Some huts have private rooms (but still a shared bathroom), but others just offer a few sharing options. The Lenggries Hütte has rooms for 6-14 people. Both times I’ve stayed there I’ve ended up in the room with 14 people. That means that unless you’re with a big group, you will be nestled up to a potentially smelly stranger who snores! I always try to grab a spot near the wall and make my husband sleep in the middle. Trust me ladies, it’s a good tip! Huts can be busy so if you want one of the private or slightly more private rooms make your reservations as far in advance as possible. We made our reservation for 4 people for New Years in the middle of October and all the semi-private rooms were already booked.

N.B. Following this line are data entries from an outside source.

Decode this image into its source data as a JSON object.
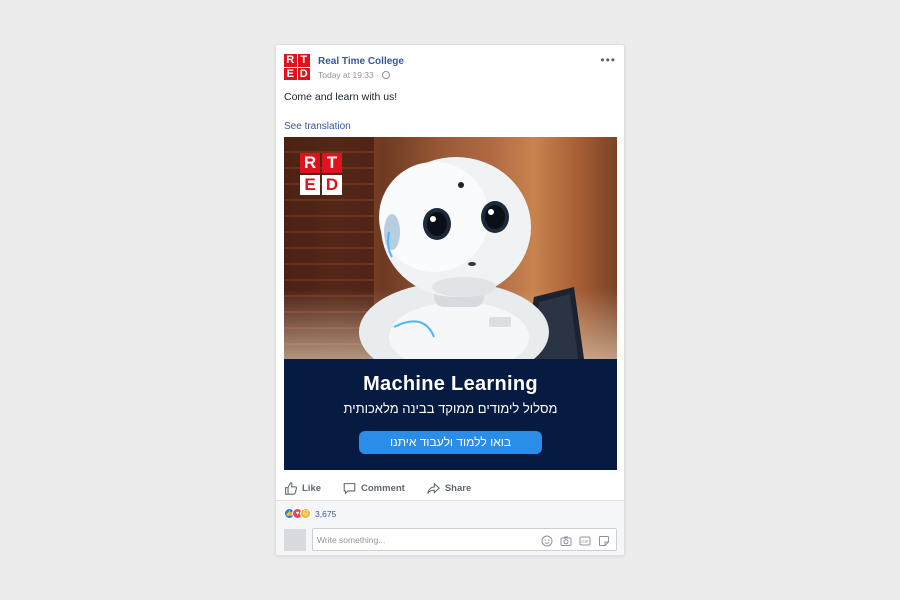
{
  "post": {
    "page_name": "Real Time College",
    "timestamp": "Today at 19:33 ·",
    "privacy_icon": "globe-icon",
    "text": "Come and learn with us!",
    "see_translation": "See translation",
    "logo_letters": [
      "RT",
      "ED"
    ]
  },
  "ad": {
    "title": "Machine Learning",
    "subtitle": "מסלול לימודים ממוקד בבינה מלאכותית",
    "cta": "בואו ללמוד ולעבוד איתנו",
    "colors": {
      "banner": "#061b41",
      "button": "#2a8de8",
      "logo_red": "#e0121d"
    }
  },
  "actions": {
    "like": "Like",
    "comment": "Comment",
    "share": "Share"
  },
  "reactions": {
    "icons": [
      "like-icon",
      "love-icon",
      "wow-icon"
    ],
    "count": "3,675"
  },
  "comment_box": {
    "placeholder": "Write something...",
    "icons": [
      "emoji-icon",
      "camera-icon",
      "gif-icon",
      "sticker-icon"
    ]
  }
}
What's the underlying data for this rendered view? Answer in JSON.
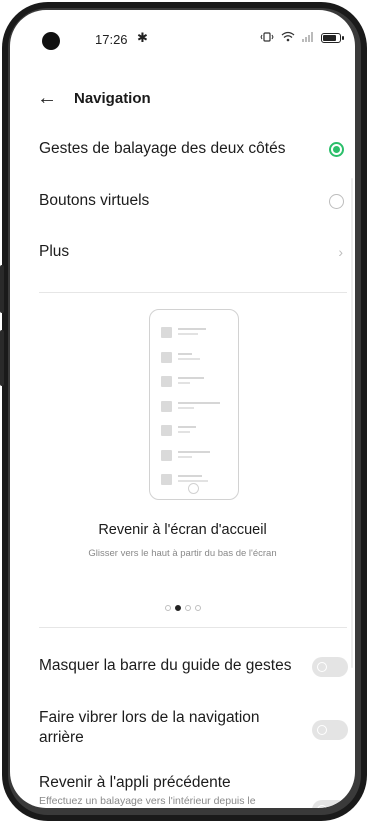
{
  "status_bar": {
    "time": "17:26",
    "settings_icon": "gear-icon",
    "icons": [
      "vibrate-icon",
      "wifi-icon",
      "signal-icon",
      "battery-icon"
    ]
  },
  "header": {
    "back_icon": "arrow-left-icon",
    "title": "Navigation"
  },
  "options": [
    {
      "label": "Gestes de balayage des deux côtés",
      "control": "radio",
      "selected": true
    },
    {
      "label": "Boutons virtuels",
      "control": "radio",
      "selected": false
    },
    {
      "label": "Plus",
      "control": "chevron"
    }
  ],
  "illustration": {
    "title": "Revenir à l'écran d'accueil",
    "subtitle": "Glisser vers le haut à partir du bas de l'écran",
    "pager": {
      "count": 4,
      "active_index": 1
    }
  },
  "settings": [
    {
      "label": "Masquer la barre du guide de gestes",
      "enabled": false
    },
    {
      "label": "Faire vibrer lors de la navigation arrière",
      "enabled": false
    },
    {
      "label": "Revenir à l'appli précédente",
      "description": "Effectuez un balayage vers l'intérieur depuis le",
      "enabled": false
    }
  ],
  "colors": {
    "accent": "#2bbf6a",
    "toggle_off": "#e4e4e4"
  }
}
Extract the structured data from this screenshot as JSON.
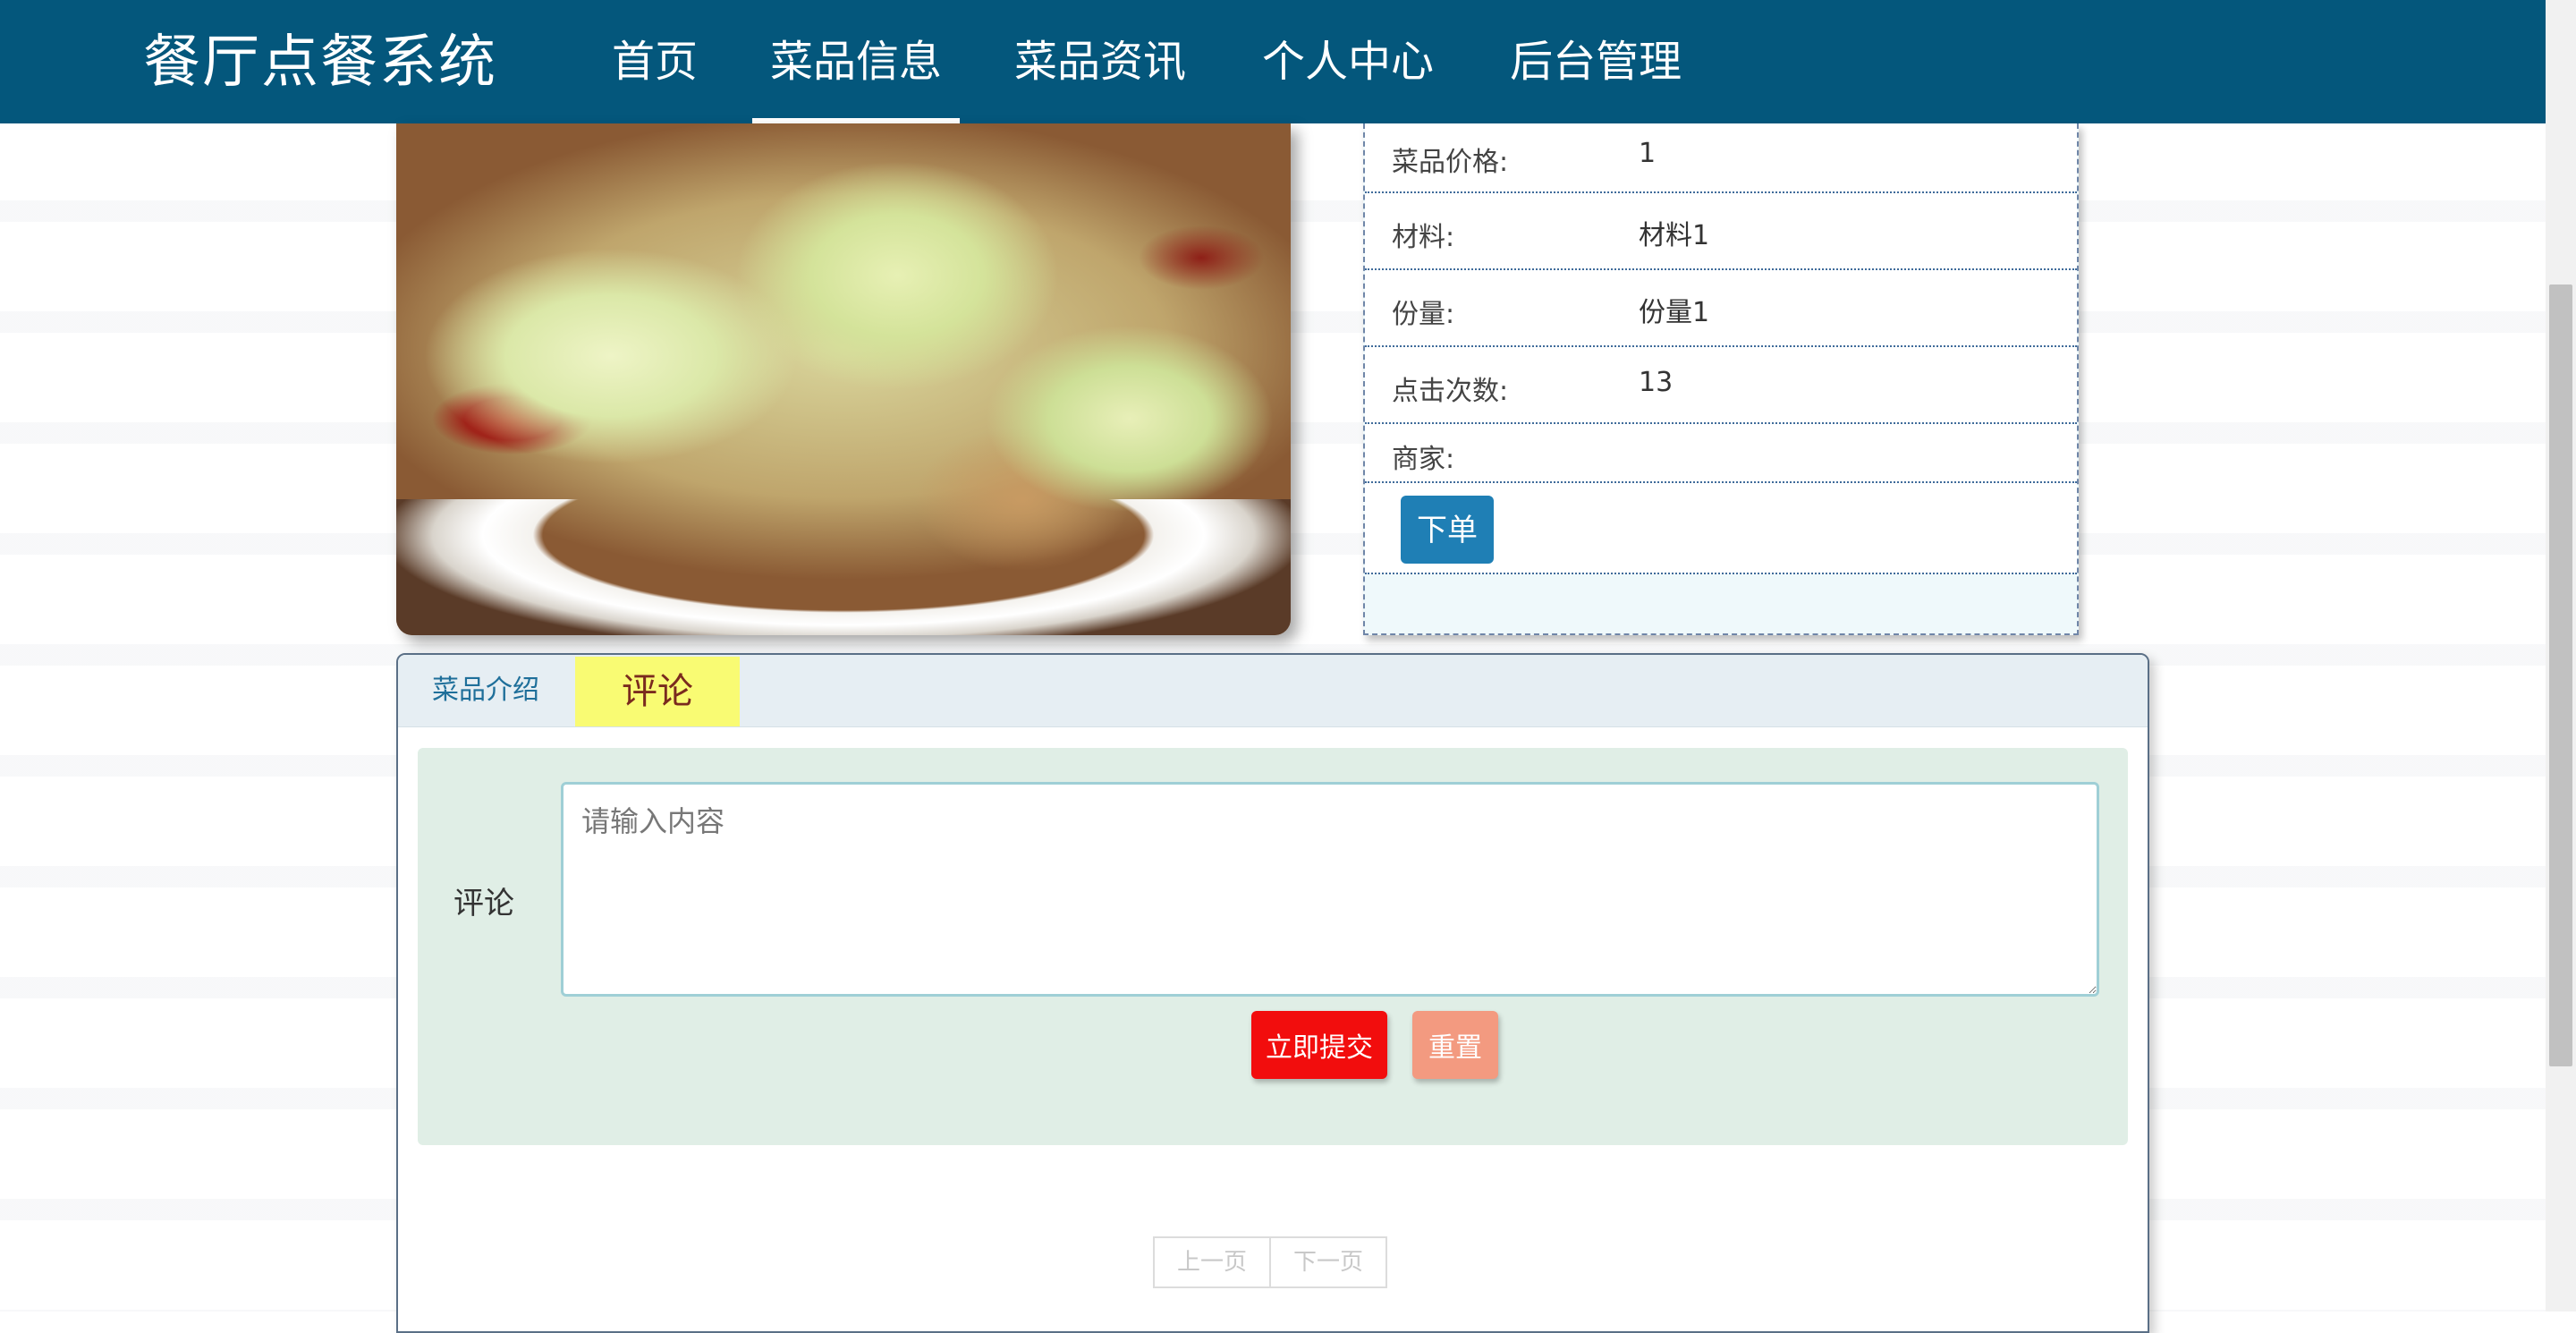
{
  "header": {
    "brand": "餐厅点餐系统",
    "nav": [
      {
        "label": "首页"
      },
      {
        "label": "菜品信息"
      },
      {
        "label": "菜品资讯"
      },
      {
        "label": "个人中心"
      },
      {
        "label": "后台管理"
      }
    ],
    "active_nav": "菜品信息",
    "background_color": "#04577c"
  },
  "dish_image": {
    "alt": "cabbage-stir-fry-photo"
  },
  "details": {
    "rows": [
      {
        "label": "菜品价格:",
        "value": "1"
      },
      {
        "label": "材料:",
        "value": "材料1"
      },
      {
        "label": "份量:",
        "value": "份量1"
      },
      {
        "label": "点击次数:",
        "value": "13"
      },
      {
        "label": "商家:",
        "value": ""
      }
    ],
    "order_button": "下单"
  },
  "tabs": {
    "items": [
      {
        "label": "菜品介绍"
      },
      {
        "label": "评论"
      }
    ],
    "active": "评论"
  },
  "comment_form": {
    "label": "评论",
    "placeholder": "请输入内容",
    "submit_label": "立即提交",
    "reset_label": "重置"
  },
  "pager": {
    "prev_label": "上一页",
    "next_label": "下一页"
  }
}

I don’t say any of this to try to discourage you. I think everyone should sleep in a mountain hut at least once in their lives, but I do think you should have some idea of what you’re getting yourself into. And despite the lack of creature comforts I always really end up enjoying myself. The simpleness of it all, really helped me to focus on what was important – spending time with people who I love….even if they did eat too much sauerkraut.
Know Before You Stay in a Mountain Hut
- Find a hut through DAV. They have a list of almost 200 DAV huts in Bavaria alone (in German only).
- If you have food allergies as I do (gluten allergy) notify the hut in advance. Most huts have very limited menus and may be more accommodating if you give them as much notice as possible.
- You are required to bring a sleeping bag liner. This is just a very lightweight sack. Don’t worry about it not being thick enough. Huts provide blankets, the sack just keeps you from sweating on the blankets, which I’m guessing are not washed all that often.
- You will also be required to wear house shoes. These can be slippers or flip-flops, it doesn’t really matter as long as you only wear them inside. Some huts provide them as the Lenggries Hütte does, others require you to bring your own.
- You should also bring your own hand towel or body towel(if showers are available). These are not usually provided in huts.
- I highly recommend eear plugs in case you end up sleeping next to someone who snores like a bear.